The primary intention of the WACL is to protect threatened wildlife from illegal poaching and trafficking, and can carry severe penalties. However, under this law it is not currently an offence to possess threatened species nor possess the products of threatened species. Due to this loophole, the WACL is at present inconsistent with INTERPOL and legislation of other jurisdictions (such as the EPBC Act in Australia, the ESA in USA and the COTES in the UK). Some wildlife products from large animals such as elephants, big cats and rhinos are greatly sought after and have a high market value.
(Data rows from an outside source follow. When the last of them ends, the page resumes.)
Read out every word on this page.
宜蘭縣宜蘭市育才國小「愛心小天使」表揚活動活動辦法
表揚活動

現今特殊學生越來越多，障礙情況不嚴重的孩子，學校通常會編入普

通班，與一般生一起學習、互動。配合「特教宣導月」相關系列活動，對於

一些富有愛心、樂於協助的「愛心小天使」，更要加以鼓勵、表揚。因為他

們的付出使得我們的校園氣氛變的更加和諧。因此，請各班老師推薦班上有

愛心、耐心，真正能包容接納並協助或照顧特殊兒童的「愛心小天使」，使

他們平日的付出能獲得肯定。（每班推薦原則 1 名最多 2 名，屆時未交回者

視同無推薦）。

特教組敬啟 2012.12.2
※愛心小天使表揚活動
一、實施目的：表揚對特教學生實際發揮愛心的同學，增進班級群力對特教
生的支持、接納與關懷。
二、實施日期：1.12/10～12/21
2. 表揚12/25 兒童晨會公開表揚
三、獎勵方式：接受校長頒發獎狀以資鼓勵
The National People’s Congress of China (the highest legislative body in the country) is currently seeking advice for the revision and amendment to existing wildlife laws, in order to improve its relevance and application to the conservation of protected species. It is gratifying to see progress.
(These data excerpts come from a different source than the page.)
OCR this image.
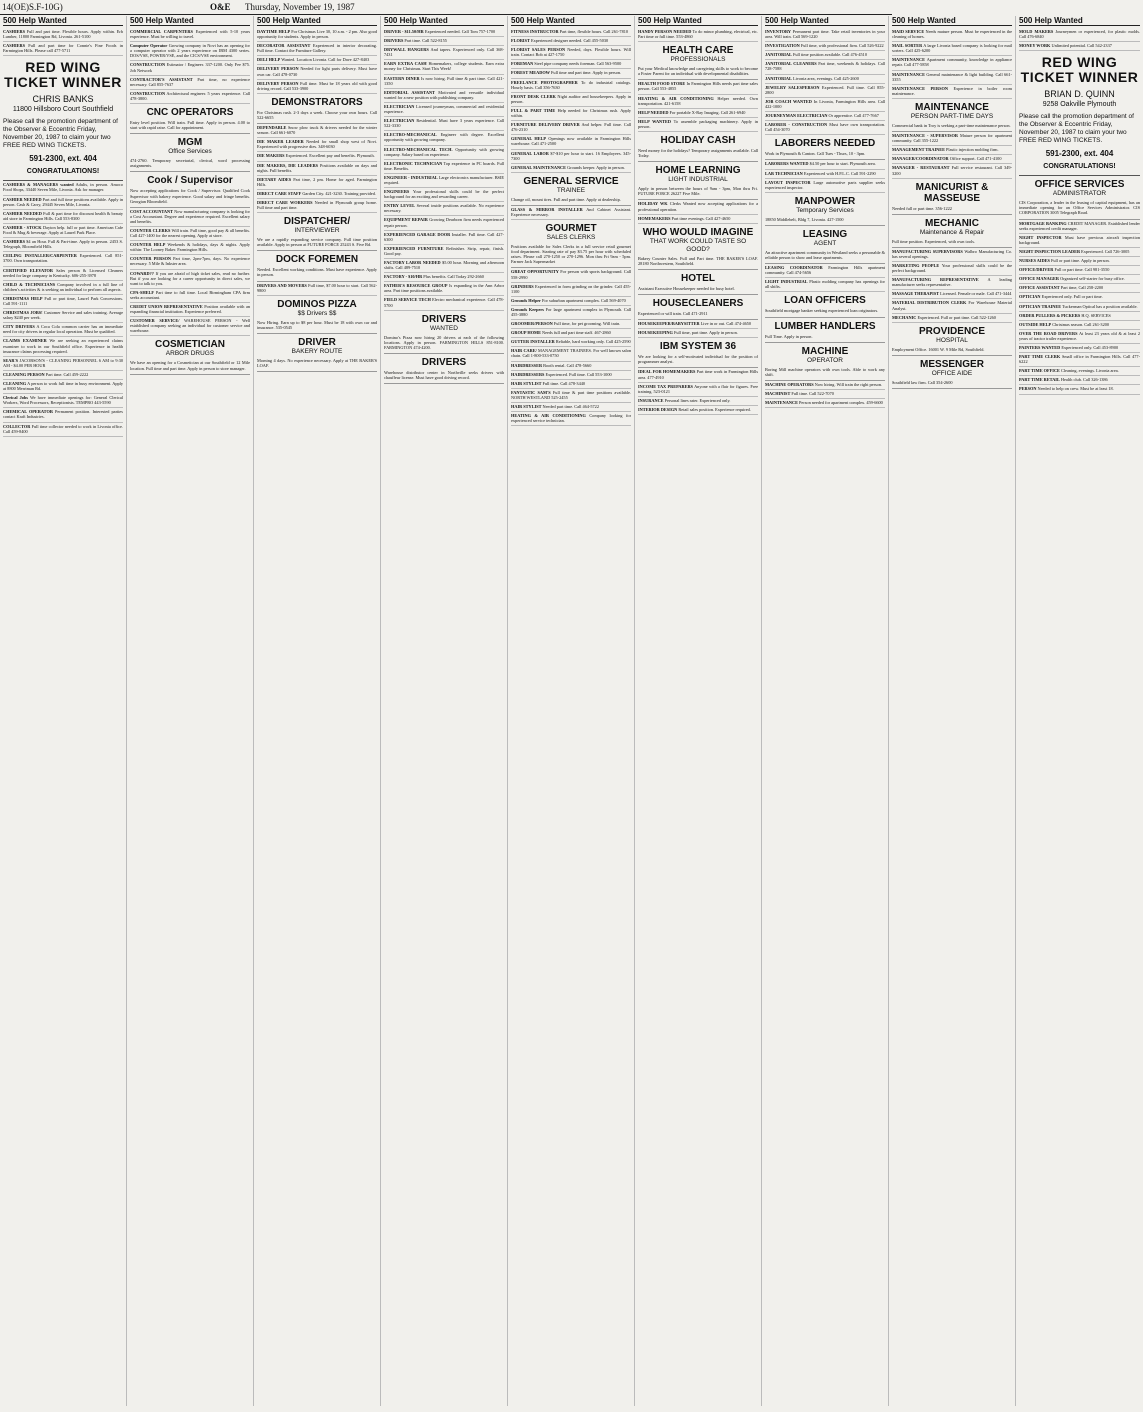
14(OE)S.F-10G)	O&E Thursday, November 19, 1987
500 Help Wanted
CASHIERS Full and part time. Flexible hours. Apply within. Erb Lumber, 11800 Farmington Rd, Livonia. 261-5100
CASHIERS Full and part time for Connie's Fine Foods in Farmington Hills. Please call 477-5711
RED WING TICKET WINNER
CHRIS BANKS
11800 Hillsboro Court Southfield
Please call the promotion department of the Observer & Eccentric Friday, November 20, 1987 to claim your two FREE RED WING TICKETS.
591-2300, ext. 404
CONGRATULATIONS!
CASHIERS & MANAGERS wanted Adults, in person. Amoco Food Shops, 33440 Seven Mile, Livonia. Ask for manager.
CASHIER NEEDED Part and full time positions available. Apply in person. Cash & Carry, 29445 Seven Mile, Livonia.
CASHIER NEEDED Full & part time for discount health & beauty aid store in Farmington Hills. Call 553-8300
CASHIER - STOCK Dayton help. full or part time. American Cafe Food & Mug & beverage. Apply at Laurel Park Place.
CASHIERS $4 an Hour. Full & Part-time. Apply in person. 2453 S. Telegraph, Bloomfield Hills.
CEILING INSTALLER/CARPENTER Experienced. Call 851-3700. Own transportation.
CERTIFIED ELEVATOR Sales person & Licensed Cleaners needed for large company in Kentucky. 606-255-3978
CHILD & TECHNICIANS Company involved in a full line of children's activities & is seeking an individual to perform all aspects.
CHRISTMAS HELP Full or part time, Laurel Park Concessions. Call 591-1111
CHRISTMAS JOBS! Customer Service and sales training. Average salary $240 per week.
CITY DRIVERS A Coca Cola common carrier has an immediate need for city drivers in regular local operation. Must be qualified.
CLAIMS EXAMINER We are seeking an experienced claims examiner to work in our Southfield office. Experience in health insurance claims processing required.
SEAR'S JACOBSON'S - CLEANING PERSONNEL 6 AM to 9:30 AM - $4.00 PER HOUR
CLEANING PERSON Part time. Call 459-2222
CLEANING A person to work full time in busy environment. Apply at 8800 Merriman Rd.
Clerical Jobs We have immediate openings for: General Clerical Workers, Word Processors, Receptionists. TEMPRO 443-5590
CHEMICAL OPERATOR Permanent position. Interested parties contact Kraft Industries.
COLLECTOR Full time collector needed to work in Livonia office. Call 459-8400
500 Help Wanted
COMMERCIAL CARPENTERS Experienced with 5-10 years experience. Must be willing to travel.
Computer Operator Growing company in Novi has an opening for a computer operator with 2 years experience on IBM 4300 series. DOS/VSE, POWER/VSE, and the CICS/VSE environment.
CONSTRUCTION Estimator / Engineer. 337-1200. Only Fee $75. Job Network
CONTRACTOR'S ASSISTANT Part time, no experience necessary. Call 855-7637
CONSTRUCTION Architectural engineer. 5 years experience. Call 478-3800.
CNC OPERATORS
Entry level position. Will train. Full time. Apply in person. 4.00 to start with rapid raise. Call for appointment.
MGM
Office Services
474-2760. Temporary secretarial, clerical, word processing assignments.
Cook / Supervisor
Now accepting applications for Cook / Supervisor. Qualified Cook Supervisor with bakery experience. Good salary and fringe benefits. Georgian Bloomfield.
COST ACCOUNTANT Now manufacturing company is looking for a Cost Accountant. Degree and experience required. Excellent salary and benefits.
COUNTER CLERKS Will train. Full time, good pay & all benefits. Call 427-1400 for the nearest opening. Apply at store.
COUNTER HELP Weekends & holidays, days & nights. Apply within: The Looney Baker. Farmington Hills.
COUNTER PERSON Part time, 2pm-7pm, days. No experience necessary. 5 Mile & Inkster area.
COWARD?? If you are afraid of high ticket sales, read no further. But if you are looking for a career opportunity in direct sales, we want to talk to you.
CPA-SHELF Part time to full time. Local Birmingham CPA firm seeks accountant.
CREDIT UNION REPRESENTATIVE Position available with an expanding financial institution. Experience preferred.
CUSTOMER SERVICE/ WAREHOUSE PERSON - Well established company seeking an individual for customer service and warehouse.
COSMETICIAN
ARBOR DRUGS
We have an opening for a Cosmetician at our Southfield or 12 Mile location. Full time and part time. Apply in person to store manager.
500 Help Wanted
DAYTIME HELP For Christmas Live 30, 10 a.m. - 2 pm. Also good opportunity for students. Apply in person.
DECORATOR ASSISTANT Experienced in interior decorating. Full time. Contact the Furniture Gallery.
DELI HELP Wanted. Location Livonia. Call for Dave 427-8403
DELIVERY PERSON Needed for light parts delivery. Must have own car. Call 478-0730
DELIVERY PERSON Full time. Must be 18 years old with good driving record. Call 533-3900
DEMONSTRATORS
For Christmas rush. 2-3 days a week. Choose your own hours. Call 522-6655
DEPENDABLE Snow plow truck & drivers needed for the winter season. Call 661-6070
DIE MAKER LEADER Needed for small shop west of Novi. Experienced with progressive dies. 348-6030
DIE MAKERS Experienced. Excellent pay and benefits. Plymouth.
DIE MAKERS, DIE LEADERS Positions available on days and nights. Full benefits.
DIETARY AIDES Part time, 2 pm. Home for aged. Farmington Hills.
DIRECT CARE STAFF Garden City. 421-3230. Training provided.
DIRECT CARE WORKERS Needed in Plymouth group home. Full time and part time.
DISPATCHER/
INTERVIEWER
We are a rapidly expanding service company. Full time position available. Apply in person at FUTURE FORCE 25243 S. Five Rd.
DOCK FOREMEN
Needed. Excellent working conditions. Must have experience. Apply in person.
DRIVERS AND MOVERS Full time, $7.00 hour to start. Call 562-9800
DOMINOS PIZZA
$$ Drivers $$
Now Hiring. Earn up to $8 per hour. Must be 18 with own car and insurance. 535-0545
DRIVER
BAKERY ROUTE
Morning 4 days. No experience necessary. Apply at THE BAKER'S LOAF.
500 Help Wanted
DRIVER - $11.50/HR Experienced needed. Call Tom 757-1700
DRIVERS Part time. Call 522-8155
DRYWALL HANGERS And tapers. Experienced only. Call 368-7431
EARN EXTRA CASH Homemakers, college students. Earn extra money for Christmas. Start This Week!
EASTERN DINER Is now hiring. Full time & part time. Call 421-1350
EDITORIAL ASSISTANT Motivated and versatile individual wanted for a new position with publishing company.
ELECTRICIAN Licensed journeyman, commercial and residential experience.
ELECTRICIAN Residential. Must have 3 years experience. Call 522-3330
ELECTRO-MECHANICAL Engineer with degree. Excellent opportunity with growing company.
ELECTRO-MECHANICAL TECH. Opportunity with growing company. Salary based on experience.
ELECTRONIC TECHNICIAN Top experience in PC boards. Full time. Benefits.
ENGINEER - INDUSTRIAL Large electronics manufacturer. BSIE required.
ENGINEERS Your professional skills could be the perfect background for an exciting and rewarding career.
ENTRY LEVEL Several inside positions available. No experience necessary.
EQUIPMENT REPAIR Growing Dearborn firm needs experienced repair person.
EXPERIENCED GARAGE DOOR Installer. Full time. Call 427-6300
EXPERIENCED FURNITURE Refinisher. Strip, repair, finish. Good pay.
FACTORY LABOR NEEDED $5.00 hour. Morning and afternoon shifts. Call 489-7510
FACTORY - $10/HR Plus benefits. Call Today 292-2660
FATHER'S RESOURCE GROUP Is expanding in the Ann Arbor area. Part time positions available.
FIELD SERVICE TECH Electro mechanical experience. Call 478-5700
DRIVERS
WANTED
Domino's Pizza now hiring 20 drivers at each of the following locations. Apply in person. FARMINGTON HILLS 851-8100. FARMINGTON 474-4200.
DRIVERS
Warehouse distributor center in Northville seeks drivers with chauffeur license. Must have good driving record.
500 Help Wanted
FITNESS INSTRUCTOR Part time, flexible hours. Call 261-7810
FLORIST Experienced designer needed. Call 455-5030
FLORIST SALES PERSON Needed, days. Flexible hours. Will train. Contact Bob at 427-1750
FOREMAN Steel pipe company needs foreman. Call 563-9500
FOREST MEADOW Full time and part time. Apply in person.
FREELANCE PHOTOGRAPHER To do industrial catalogs. Hourly basis. Call 356-7630
FRONT DESK CLERK Night auditor and housekeepers. Apply in person.
FULL & PART TIME Help needed for Christmas rush. Apply within.
FURNITURE DELIVERY DRIVER And helper. Full time. Call 476-2310
GENERAL HELP Openings now available in Farmington Hills warehouse. Call 471-2500
GENERAL LABOR $7-$10 per hour to start. 16 Employees. 345-7300
GENERAL MAINTENANCE Grounds keeper. Apply in person.
GENERAL SERVICE
TRAINEE
Change oil, mount tires. Full and part time. Apply at dealership.
GLASS & MIRROR INSTALLER And Cabinet Assistant. Experience necessary.
GOURMET
SALES CLERKS
Positions available for Sales Clerks in a full service retail gourmet food department. Starting rate of pay $3.75 per hour with scheduled raises. Please call 270-1250 or 270-1296. Mon thru Fri 9am - 5pm. Farmer Jack Supermarket
GREAT OPPORTUNITY For person with sports background. Call 558-2990
GRINDERS Experienced in form grinding on the grinder. Call 455-1100
Grounds Helper For suburban apartment complex. Call 569-4070
Grounds Keepers For large apartment complex in Plymouth. Call 455-3880
GROOMER/PERSON Full time, for pet grooming. Will train.
GROUP HOME Needs full and part time staff. 467-2860
GUTTER INSTALLER Reliable, hard working only. Call 425-2590
HAIR CARE/ MANAGEMENT TRAINEES. For well known salon chain. Call 1-800-533-0750
HAIRDRESSER Booth rental. Call 478-5660
HAIRDRESSERS Experienced. Full time. Call 553-1000
HAIR STYLIST Full time. Call 478-3440
FANTASTIC SAM'S Full time & part time positions available. NORTH WESTLAND 525-2455
HAIR STYLIST Needed part time. Call 464-5722
HEATING & AIR CONDITIONING Company looking for experienced service technician.
500 Help Wanted
HANDY PERSON NEEDED To do minor plumbing, electrical, etc. Part time or full time. 553-4860
HEALTH CARE
PROFESSIONALS
Put your Medical knowledge and caregiving skills to work to become a Foster Parent for an individual with developmental disabilities.
HEALTH FOOD STORE In Farmington Hills needs part time sales person. Call 553-4855
HEATING & AIR CONDITIONING Helper needed. Own transportation. 421-6158
HELP NEEDED For portable X-Ray Imaging. Call 261-6940
HELP WANTED To assemble packaging machinery. Apply in person.
HOLIDAY CASH
Need money for the holidays? Temporary assignments available. Call Today.
HOME LEARNING
LIGHT INDUSTRIAL
Apply in person between the hours of 9am - 3pm, Mon thru Fri. FUTURE FORCE 26227 Five Mile.
HOLIDAY WK Clerks Wanted now accepting applications for a professional operation.
HOMEMAKERS Part time evenings. Call 427-4650
WHO WOULD IMAGINE
THAT WORK COULD TASTE SO GOOD?
Bakery Counter Sales. Full and Part time. THE BAKER'S LOAF. 28180 Northwestern, Southfield.
HOTEL
Assistant Executive Housekeeper needed for busy hotel.
HOUSECLEANERS
Experienced or will train. Call 471-2911
HOUSEKEEPER/BABYSITTER Live in or out. Call 474-4650
HOUSEKEEPING Full time, part time. Apply in person.
IBM SYSTEM 36
We are looking for a self-motivated individual for the position of programmer analyst.
IDEAL FOR HOMEMAKERS Part time work in Farmington Hills area. 477-4910
INCOME TAX PREPARERS Anyone with a flair for figures. Free training. 523-0121
INSURANCE Personal lines rater. Experienced only.
INTERIOR DESIGN Retail sales position. Experience required.
500 Help Wanted
INVENTORY Permanent part time. Take retail inventories in your area. Will train. Call 569-1220
INVESTIGATION Full time, with professional firm. Call 526-9222
JANITORIAL Full time position available. Call 476-4510
JANITORIAL CLEANERS Part time, weekends & holidays. Call 728-7588
JANITORIAL Livonia area, evenings. Call 425-2600
JEWELRY SALESPERSON Experienced. Full time. Call 855-2800
JOB COACH WANTED In Livonia, Farmington Hills area. Call 422-1000
JOURNEYMAN ELECTRICIAN Or apprentice. Call 477-7667
LABORER - CONSTRUCTION Must have own transportation. Call 454-3070
LABORERS NEEDED
Work in Plymouth & Canton. Call Tues - Thurs, 10 - 3pm.
LABORERS WANTED $4.50 per hour to start. Plymouth area.
LAB TECHNICIAN Experienced with H.P.L.C. Call 591-2290
LAYOUT INSPECTOR Large automotive parts supplier seeks experienced inspector.
MANPOWER
Temporary Services
18850 Middlebelt, Bldg 7, Livonia. 427-1500
LEASING
AGENT
An attractive apartment community in Westland seeks a personable & reliable person to show and lease apartments.
LEASING COORDINATOR Farmington Hills apartment community. Call 474-5656
LIGHT INDUSTRIAL Plastic molding company has openings for all shifts.
LOAN OFFICERS
Southfield mortgage banker seeking experienced loan originators.
LUMBER HANDLERS
Full Time. Apply in person.
MACHINE
OPERATOR
Boring Mill machine operators with own tools. Able to work any shift.
MACHINE OPERATORS Now hiring. Will train the right person.
MACHINIST Full time. Call 522-7070
MAINTENANCE Person needed for apartment complex. 459-6600
500 Help Wanted
MAID SERVICE Needs mature person. Must be experienced in the cleaning of homes.
MAIL SORTER A large Livonia based company is looking for mail sorters. Call 425-6200
MAINTENANCE Apartment community, knowledge in appliance repair. Call 477-5858
MAINTENANCE General maintenance & light building. Call 661-3355
MAINTENANCE PERSON Experience in boiler room maintenance.
MAINTENANCE
PERSON PART-TIME DAYS
Commercial bank in Troy is seeking a part-time maintenance person.
MAINTENANCE - SUPERVISOR Mature person for apartment community. Call 355-1222
MANAGEMENT TRAINEE Plastic injection molding firm.
MANAGER/COORDINATOR Office support. Call 471-4100
MANAGER - RESTAURANT Full service restaurant. Call 349-3200
MANICURIST & MASSEUSE
Needed full or part time. 356-1222
MECHANIC
Maintenance & Repair
Full time position. Experienced, with own tools.
MANUFACTURING SUPERVISORS Walbro Manufacturing Co. has several openings.
MARKETING PEOPLE Your professional skills could be the perfect background.
MANUFACTURING REPRESENTATIVE A leading manufacturer seeks representative.
MASSAGE THERAPIST Licensed. Female or male. Call 471-3444
MATERIAL DISTRIBUTION CLERK For Warehouse Material Analyst.
MECHANIC Experienced. Full or part time. Call 522-1260
PROVIDENCE
HOSPITAL
Employment Office. 16001 W. 9 Mile Rd, Southfield.
MESSENGER
OFFICE AIDE
Southfield law firm. Call 354-2600
500 Help Wanted
MOLD MAKERS Journeymen or experienced, for plastic molds. Call 476-6840
MONEY WORK Unlimited potential. Call 542-2337
RED WING TICKET WINNER
BRIAN D. QUINN
9258 Oakville Plymouth
Please call the promotion department of the Observer & Eccentric Friday, November 20, 1987 to claim your two FREE RED WING TICKETS.
591-2300, ext. 404
CONGRATULATIONS!
OFFICE SERVICES
ADMINISTRATOR
CIS Corporation, a leader in the leasing of capital equipment, has an immediate opening for an Office Services Administrator. CIS CORPORATION 3005 Telegraph Road.
MORTGAGE BANKING CREDIT MANAGER. Established lender seeks experienced credit manager.
NIGHT INSPECTOR Must have previous aircraft inspection background.
NIGHT INSPECTION LEADER Experienced. Call 726-3005
NURSES AIDES Full or part time. Apply in person.
OFFICE/DRIVER Full or part time. Call 981-3550
OFFICE MANAGER Organized self-starter for busy office.
OFFICE ASSISTANT Part time, Call 258-2200
OPTICIAN Experienced only. Full or part time.
OPTICIAN TRAINEE Tuckerman Optical has a position available.
ORDER PULLERS & PICKERS H.Q. SERVICES
OUTSIDE HELP Christmas season. Call 261-3200
OVER THE ROAD DRIVERS At least 23 years old & at least 2 years of tractor trailer experience.
PAINTERS WANTED Experienced only. Call 453-8900
PART TIME CLERK Small office in Farmington Hills. Call 477-6222
PART TIME OFFICE Cleaning, evenings. Livonia area.
PART TIME RETAIL Health club. Call 326-1386
PERSON Needed to help on crew. Must be at least 18.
By combining 1) ongoing education about the importance of valuing healthy ecosystems 2) eroding the view that wildlife products are desirable ‘luxury goods’ and 3) closing the current legal loophole permitting private ownership, we believe there is an excellent opportunity for China to take a strong leadership role in biodiversity conservation in Asia.
Dr Rebecca Johnson
Acting Assistant Director, Australian Museum Research Institute, Science & Learning
• Zhou, Z-M, Johnson, R.N., Newman, C., Buesching, C.D., Macdonald, D.W., Zhou, Y. (2015). Tweak Chinese law to end ivory demand. Nature 518, 303.
• This work is a collaboration between the Chinese Public Security Bureau for Forests, the Australian Museum Research Instutute, the University of Oxford and the Chinese Academy of Sciences.